IM MINENFELD VON MACHT UND POLITIK
Shakespeares Zeitgenoss*innen müssen dessen zweiteiliges Historiendrama «King Henry IV», das chronologische Scharnier zwischen den Königsdramen «Richard II» und «Henry V», auch als Kommentar auf ihre Gegenwart und den ungewissen Fortbestand des innen- wie außenpolitisch massiv unter Druck stehenden englischen Königreichs verstanden haben. Längst ist die letzte Herrschaftsdekade der kinderlosen Königin Elisabeth I. angebrochen, deren ungeklärte Nachfolge ein politisches Vakuum befürchten lässt. Shakespeare richtet den Blick durch den Spiegel der Vergangenheit nach vorne in eine beängstigende Zukunft und (ver-)dichtet mit «Henry IV» die Historie um den Usurpator Henry Bolingbroke, der König Richard II. entmachtete und illegitim zum Herrscher wurde. Und als hätte das Königtum damit an Glanz verloren, vertraut Shakespeare nicht mehr ausschließlich auf den dramatischen Effekt politischer Machinationen und erweitert das Königsdrama um komödiantische Einschübe im derben Milieu der Kneipe: Als Vehikel dient ihm der sinnesrauschende, armutsgefährdete Ritter Falstaff, der den titelgebenden König in punkto Aufmerksamkeitsökonomie und Popularität beim englischen Publikum von da an bei Weitem übertrumpft.
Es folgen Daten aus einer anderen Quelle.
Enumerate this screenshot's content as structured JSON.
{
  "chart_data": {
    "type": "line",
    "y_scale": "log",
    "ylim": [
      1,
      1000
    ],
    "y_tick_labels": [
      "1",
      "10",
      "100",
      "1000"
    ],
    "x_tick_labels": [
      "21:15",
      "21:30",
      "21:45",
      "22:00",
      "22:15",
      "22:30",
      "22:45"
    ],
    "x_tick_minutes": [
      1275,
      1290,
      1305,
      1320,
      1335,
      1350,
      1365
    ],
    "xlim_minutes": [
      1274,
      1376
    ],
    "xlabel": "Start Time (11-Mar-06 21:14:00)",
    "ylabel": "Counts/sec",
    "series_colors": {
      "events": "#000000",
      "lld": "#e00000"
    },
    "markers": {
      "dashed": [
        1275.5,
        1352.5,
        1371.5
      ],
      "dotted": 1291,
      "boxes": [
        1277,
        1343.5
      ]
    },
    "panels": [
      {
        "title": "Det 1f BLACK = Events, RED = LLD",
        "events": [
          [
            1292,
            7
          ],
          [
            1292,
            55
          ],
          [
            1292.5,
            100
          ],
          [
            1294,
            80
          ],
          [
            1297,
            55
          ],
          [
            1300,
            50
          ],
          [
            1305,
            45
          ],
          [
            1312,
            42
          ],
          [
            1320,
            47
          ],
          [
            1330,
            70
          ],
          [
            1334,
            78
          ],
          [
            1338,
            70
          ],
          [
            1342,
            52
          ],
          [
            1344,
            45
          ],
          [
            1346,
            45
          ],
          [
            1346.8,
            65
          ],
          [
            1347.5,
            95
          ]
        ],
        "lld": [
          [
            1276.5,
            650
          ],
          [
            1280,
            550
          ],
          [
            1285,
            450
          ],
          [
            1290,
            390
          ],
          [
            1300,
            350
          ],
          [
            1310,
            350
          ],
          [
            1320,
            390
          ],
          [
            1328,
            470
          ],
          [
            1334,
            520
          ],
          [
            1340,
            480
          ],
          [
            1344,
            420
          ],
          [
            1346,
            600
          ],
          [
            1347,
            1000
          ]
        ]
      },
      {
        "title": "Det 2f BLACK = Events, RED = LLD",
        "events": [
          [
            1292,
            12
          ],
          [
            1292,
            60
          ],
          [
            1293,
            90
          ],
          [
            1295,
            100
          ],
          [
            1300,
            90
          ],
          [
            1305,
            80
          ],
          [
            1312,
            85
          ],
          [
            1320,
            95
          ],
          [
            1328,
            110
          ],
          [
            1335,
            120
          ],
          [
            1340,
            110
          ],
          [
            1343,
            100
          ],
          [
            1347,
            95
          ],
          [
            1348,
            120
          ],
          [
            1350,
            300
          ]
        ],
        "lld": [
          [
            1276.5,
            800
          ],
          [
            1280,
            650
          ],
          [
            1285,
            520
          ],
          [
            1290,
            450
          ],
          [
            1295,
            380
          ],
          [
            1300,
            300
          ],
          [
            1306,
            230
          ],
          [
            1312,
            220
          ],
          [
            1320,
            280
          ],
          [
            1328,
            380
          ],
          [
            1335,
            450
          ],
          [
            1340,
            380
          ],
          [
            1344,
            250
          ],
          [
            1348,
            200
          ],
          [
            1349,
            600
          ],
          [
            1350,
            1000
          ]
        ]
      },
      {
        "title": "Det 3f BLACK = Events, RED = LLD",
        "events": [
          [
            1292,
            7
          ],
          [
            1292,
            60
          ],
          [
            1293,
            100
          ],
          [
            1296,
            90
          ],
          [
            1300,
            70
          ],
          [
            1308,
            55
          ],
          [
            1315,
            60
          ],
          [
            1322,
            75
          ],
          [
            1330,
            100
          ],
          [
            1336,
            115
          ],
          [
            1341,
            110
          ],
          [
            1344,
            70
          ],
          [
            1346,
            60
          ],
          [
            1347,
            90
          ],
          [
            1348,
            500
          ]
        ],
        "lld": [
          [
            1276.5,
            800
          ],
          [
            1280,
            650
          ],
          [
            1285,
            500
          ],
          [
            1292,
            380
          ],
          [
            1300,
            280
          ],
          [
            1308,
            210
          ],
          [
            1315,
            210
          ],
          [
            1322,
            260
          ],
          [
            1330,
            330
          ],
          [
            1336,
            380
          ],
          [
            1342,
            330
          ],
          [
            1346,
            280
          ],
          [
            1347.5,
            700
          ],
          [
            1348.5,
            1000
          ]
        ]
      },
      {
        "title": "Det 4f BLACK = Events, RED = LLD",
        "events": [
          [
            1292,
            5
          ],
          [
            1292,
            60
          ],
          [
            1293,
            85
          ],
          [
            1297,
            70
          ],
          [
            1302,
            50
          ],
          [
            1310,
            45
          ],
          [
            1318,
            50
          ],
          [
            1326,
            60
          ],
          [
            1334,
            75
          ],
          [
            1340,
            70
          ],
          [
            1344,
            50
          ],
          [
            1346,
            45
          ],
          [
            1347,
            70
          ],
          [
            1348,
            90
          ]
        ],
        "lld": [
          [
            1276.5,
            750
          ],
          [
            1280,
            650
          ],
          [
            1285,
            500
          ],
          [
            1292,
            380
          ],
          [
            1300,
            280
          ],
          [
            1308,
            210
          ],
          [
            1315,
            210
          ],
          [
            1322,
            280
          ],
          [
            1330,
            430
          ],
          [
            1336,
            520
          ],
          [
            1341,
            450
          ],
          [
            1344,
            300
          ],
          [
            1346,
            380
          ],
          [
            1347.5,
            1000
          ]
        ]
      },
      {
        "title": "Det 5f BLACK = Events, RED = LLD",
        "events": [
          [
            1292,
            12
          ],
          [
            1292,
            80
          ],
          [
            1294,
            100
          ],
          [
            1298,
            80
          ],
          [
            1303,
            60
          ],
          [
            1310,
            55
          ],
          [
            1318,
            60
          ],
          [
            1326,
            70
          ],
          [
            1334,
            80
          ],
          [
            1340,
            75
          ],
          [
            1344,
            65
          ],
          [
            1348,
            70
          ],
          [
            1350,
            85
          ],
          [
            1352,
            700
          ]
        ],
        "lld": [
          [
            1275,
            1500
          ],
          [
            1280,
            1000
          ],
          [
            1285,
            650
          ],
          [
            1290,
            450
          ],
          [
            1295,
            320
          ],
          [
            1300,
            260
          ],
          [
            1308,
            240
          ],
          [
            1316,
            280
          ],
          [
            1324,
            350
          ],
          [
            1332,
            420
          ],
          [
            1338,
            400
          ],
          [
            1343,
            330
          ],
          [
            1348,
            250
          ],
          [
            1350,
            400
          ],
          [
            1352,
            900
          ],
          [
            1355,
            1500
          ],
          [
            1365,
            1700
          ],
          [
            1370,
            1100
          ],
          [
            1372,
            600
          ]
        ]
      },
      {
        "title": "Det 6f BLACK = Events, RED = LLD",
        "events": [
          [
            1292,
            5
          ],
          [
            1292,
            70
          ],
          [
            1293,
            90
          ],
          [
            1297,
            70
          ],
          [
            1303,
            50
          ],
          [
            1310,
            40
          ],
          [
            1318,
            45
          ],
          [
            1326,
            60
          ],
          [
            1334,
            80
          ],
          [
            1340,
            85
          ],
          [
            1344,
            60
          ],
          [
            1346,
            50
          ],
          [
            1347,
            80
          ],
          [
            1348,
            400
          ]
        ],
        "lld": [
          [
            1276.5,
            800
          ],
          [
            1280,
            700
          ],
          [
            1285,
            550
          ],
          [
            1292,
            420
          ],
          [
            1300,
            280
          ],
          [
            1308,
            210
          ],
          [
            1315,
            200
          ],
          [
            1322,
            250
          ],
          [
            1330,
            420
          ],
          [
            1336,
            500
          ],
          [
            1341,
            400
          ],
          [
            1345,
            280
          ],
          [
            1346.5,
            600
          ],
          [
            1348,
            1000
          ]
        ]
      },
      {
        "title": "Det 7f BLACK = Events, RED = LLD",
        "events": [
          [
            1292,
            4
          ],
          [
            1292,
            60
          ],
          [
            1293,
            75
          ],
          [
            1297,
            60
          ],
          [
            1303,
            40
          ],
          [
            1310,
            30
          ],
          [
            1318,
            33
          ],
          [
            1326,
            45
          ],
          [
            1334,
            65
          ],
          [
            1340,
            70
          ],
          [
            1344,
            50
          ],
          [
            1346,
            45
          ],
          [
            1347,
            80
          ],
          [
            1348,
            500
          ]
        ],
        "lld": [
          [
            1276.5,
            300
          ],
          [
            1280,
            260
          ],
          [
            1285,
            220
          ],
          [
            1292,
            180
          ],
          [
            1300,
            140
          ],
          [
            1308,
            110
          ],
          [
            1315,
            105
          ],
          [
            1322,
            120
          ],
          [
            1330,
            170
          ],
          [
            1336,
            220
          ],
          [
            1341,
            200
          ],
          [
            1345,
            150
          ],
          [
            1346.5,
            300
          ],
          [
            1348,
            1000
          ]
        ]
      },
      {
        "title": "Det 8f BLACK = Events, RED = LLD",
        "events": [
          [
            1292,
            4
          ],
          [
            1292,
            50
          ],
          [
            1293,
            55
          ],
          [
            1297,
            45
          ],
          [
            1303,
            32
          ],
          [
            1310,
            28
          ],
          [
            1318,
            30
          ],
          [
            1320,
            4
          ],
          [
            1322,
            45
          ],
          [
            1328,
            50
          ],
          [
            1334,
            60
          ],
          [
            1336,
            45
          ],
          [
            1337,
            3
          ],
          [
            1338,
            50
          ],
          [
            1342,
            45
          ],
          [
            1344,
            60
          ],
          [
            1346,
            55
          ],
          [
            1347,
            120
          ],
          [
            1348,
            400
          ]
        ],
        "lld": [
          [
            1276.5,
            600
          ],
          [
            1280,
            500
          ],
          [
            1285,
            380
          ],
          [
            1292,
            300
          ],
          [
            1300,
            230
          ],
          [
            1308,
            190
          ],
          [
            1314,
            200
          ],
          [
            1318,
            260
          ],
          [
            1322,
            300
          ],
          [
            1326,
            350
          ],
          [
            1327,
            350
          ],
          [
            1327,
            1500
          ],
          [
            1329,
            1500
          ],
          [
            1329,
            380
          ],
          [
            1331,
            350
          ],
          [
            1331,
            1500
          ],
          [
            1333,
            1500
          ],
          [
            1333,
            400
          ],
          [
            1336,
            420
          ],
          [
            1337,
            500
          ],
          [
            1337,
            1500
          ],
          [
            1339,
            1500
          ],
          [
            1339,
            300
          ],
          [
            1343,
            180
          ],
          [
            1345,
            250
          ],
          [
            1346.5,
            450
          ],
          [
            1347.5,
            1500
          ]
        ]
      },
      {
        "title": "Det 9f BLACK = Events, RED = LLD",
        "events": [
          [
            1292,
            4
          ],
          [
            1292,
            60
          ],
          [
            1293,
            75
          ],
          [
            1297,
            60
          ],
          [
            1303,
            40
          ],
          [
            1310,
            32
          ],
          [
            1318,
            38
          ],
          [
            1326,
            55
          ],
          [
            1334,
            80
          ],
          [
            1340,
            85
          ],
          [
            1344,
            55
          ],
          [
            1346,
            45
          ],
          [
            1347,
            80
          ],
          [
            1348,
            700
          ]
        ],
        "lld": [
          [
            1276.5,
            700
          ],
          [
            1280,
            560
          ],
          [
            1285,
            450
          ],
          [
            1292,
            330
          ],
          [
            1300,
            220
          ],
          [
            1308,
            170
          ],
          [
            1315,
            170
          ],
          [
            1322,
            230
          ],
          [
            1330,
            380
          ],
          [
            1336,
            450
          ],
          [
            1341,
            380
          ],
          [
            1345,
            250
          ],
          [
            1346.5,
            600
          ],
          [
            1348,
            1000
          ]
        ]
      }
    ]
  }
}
Der österreichische Dramatiker Ewald Palmetshofer unterzieht Shakespeares selten gespielte Historie «Henry IV», in der sich Königsdrama und Komödie auf verblüffende Weise die Hand reichen, einer Récriture. Dabei reduziert er das handelnde Personal, greift Shakespeares Königstravestie in der Kneipenszene als Spiel-im-Spiel auf und betont einen performativen Erzählgestus. Ins Zentrum stellt er den raumgreifenden (Anti-)Helden Falstaff und schreibt dieser im deutschen Sprachraum zu Unrecht übersehenen Figur das ihr zustehende, eigene Stück. Palmetshofer zeigt Falstaff als Vertreter des Prekariats und vermisst in seiner dramatisch-soziologischen Versuchsanordnung das Gravitationsfeld von Herkunft und Klasse, das er als Minenfeld von Macht und Politik decouvriert. Und wenn Falstaff meint, sich mittels sprachlicher Volten, rhetorischer Finesse und mit stupendem Witz im sozialen Schmelztiegel der Spelunke mit seinem Freund und Saufkumpan, dem Politikaspiranten Harri gemein machen und ihm seine Zuneigung zeigen zu können, begibt er sich auf gefährliches Terrain.
Wie schon Shakespeare dient auch Palmetshofer die Bühne als Instrument der Gegenwartsschau, um eine beunruhigende Frage zu stellen: Was, wenn bestehende Machtstrukturen Krisen nicht nur überdauern, sondern sich in deren Schatten neu konfigurieren und gestärkt aus ihnen hervorgehen? «Sankt Falstaff» zeichnet das Bild eines (noch) als Demokratie getarnten Autoritarismus, der an der Teilhabe Andersdenkender und Nichtprivilegierter nicht interessiert ist. Palmetshofer beschreibt eine politische Ordnung naher Zukunft, die aktuelle ideologische Debatten und das Erstarken extremistischer Politik konsequent weiterdenkt. Ein Narr, wer Böses dabei denkt und illiberale Entwicklungen in europäischen Staaten wie etwa Ungarn oder der Slowakei vor Augen hat.
Doch da der Mensch ein zukunftsbegabtes Wesen ist, dem wenig Hoffnung bleibt, wenn die Perspektive fehlt, deutet Ewald Palmetshofer am Ende seiner Neudichtung vage an, dass eine couragierte Zivilgesellschaft die inhumanen Methoden autokratischer Herrschaft nicht akzeptieren muss, Protestbewegungen Widerstand leisten können und die negativen Folgen reaktionärer Überwachungs- und Kontrollmechanismen keineswegs irreversibel sind.